La seconde moitié de ce Rapport, relative à la partie économique de la question des céréales, eût pu donner lieu à une longue et vive discussion, car il s'en faut encore que les opinions soient unanimes sur ce grave sujet ; mais, le temps faisant défaut, l'assemblée passe à l'ordre du jour.

On passe à la question suivante :

Quelle est la race bovine du pays de Caux? Quels résultats ont donnés les croisements de la race normande avec la race de Durham?

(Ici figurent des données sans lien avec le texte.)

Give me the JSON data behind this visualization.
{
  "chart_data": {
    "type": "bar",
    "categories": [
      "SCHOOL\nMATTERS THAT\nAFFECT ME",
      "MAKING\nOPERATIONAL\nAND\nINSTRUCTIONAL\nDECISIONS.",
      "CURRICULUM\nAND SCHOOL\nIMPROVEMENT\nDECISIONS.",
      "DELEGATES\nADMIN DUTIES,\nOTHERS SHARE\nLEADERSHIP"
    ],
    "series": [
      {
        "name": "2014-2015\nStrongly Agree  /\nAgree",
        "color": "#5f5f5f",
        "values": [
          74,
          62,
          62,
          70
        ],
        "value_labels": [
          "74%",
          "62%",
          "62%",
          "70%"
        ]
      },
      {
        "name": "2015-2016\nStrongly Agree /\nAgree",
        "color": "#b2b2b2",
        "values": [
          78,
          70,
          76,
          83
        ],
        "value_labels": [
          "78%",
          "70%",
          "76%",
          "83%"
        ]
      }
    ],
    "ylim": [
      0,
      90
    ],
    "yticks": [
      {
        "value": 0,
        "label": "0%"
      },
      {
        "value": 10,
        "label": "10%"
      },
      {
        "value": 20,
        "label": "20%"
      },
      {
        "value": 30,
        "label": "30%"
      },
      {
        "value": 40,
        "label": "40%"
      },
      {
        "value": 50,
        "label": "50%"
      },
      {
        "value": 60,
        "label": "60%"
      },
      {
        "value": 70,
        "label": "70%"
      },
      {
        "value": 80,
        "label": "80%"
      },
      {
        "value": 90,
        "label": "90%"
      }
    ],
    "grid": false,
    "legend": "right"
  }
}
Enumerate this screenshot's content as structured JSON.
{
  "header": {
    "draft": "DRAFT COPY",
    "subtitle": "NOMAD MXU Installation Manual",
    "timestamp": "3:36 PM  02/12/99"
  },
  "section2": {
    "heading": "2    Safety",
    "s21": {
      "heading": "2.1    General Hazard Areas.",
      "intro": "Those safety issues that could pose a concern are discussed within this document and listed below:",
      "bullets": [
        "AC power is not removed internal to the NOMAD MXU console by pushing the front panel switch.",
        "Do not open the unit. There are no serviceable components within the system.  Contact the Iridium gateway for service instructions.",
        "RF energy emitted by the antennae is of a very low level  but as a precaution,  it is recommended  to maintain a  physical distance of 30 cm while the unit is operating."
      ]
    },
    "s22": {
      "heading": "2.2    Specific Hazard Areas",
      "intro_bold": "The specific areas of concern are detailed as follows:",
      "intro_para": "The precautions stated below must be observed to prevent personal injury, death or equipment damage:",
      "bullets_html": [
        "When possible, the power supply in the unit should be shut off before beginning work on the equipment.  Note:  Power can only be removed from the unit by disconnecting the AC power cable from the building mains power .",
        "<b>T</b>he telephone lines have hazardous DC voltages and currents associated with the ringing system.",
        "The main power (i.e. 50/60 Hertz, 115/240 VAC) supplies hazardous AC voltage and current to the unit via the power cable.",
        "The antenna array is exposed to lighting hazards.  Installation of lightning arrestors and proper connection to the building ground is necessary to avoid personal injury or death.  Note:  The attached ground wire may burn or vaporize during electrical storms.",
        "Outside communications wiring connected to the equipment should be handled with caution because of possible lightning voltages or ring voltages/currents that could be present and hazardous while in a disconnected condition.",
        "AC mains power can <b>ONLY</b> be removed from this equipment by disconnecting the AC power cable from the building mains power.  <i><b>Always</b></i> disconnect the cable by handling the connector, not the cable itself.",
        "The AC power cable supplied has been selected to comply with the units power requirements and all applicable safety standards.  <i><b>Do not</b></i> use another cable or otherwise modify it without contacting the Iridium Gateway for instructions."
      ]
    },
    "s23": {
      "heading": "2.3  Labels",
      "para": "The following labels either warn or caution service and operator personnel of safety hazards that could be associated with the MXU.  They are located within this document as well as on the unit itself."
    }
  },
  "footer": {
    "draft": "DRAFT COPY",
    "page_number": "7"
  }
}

M. Marchand demande la parole selon lui, l'introduction du sang Durham dans le pays de Caux a été une véritable calamité; on s'est laissé leurrer par de fausses apparences le pays de Caux est essentiellement producteur de lait et de beurre, il n'en veut pour preuve que l'énorme prédominance numérique des vaches sur les bœufs; or, qu'a-t-on obtenu par les croisements? un amoindrissement des facultés laitières: la race normande donnait, par jour, 9 litres 38 de lait et par an 142 kilogr. de beurre; la vache croisée ne donne plus que 8 lit. 50 de lait par jour et 122 kilogr. de beurre par an; donc, perte en lait, de 25 à 30 fr.; en beurre, 60 fr., résultat mauvais. La faculté d'engraissement précoce peut-elle compenser ces pertes? Il ne le croit pas, et d'ailleurs, selon lui, la viande des animaux de Durham est de qualité inférieure.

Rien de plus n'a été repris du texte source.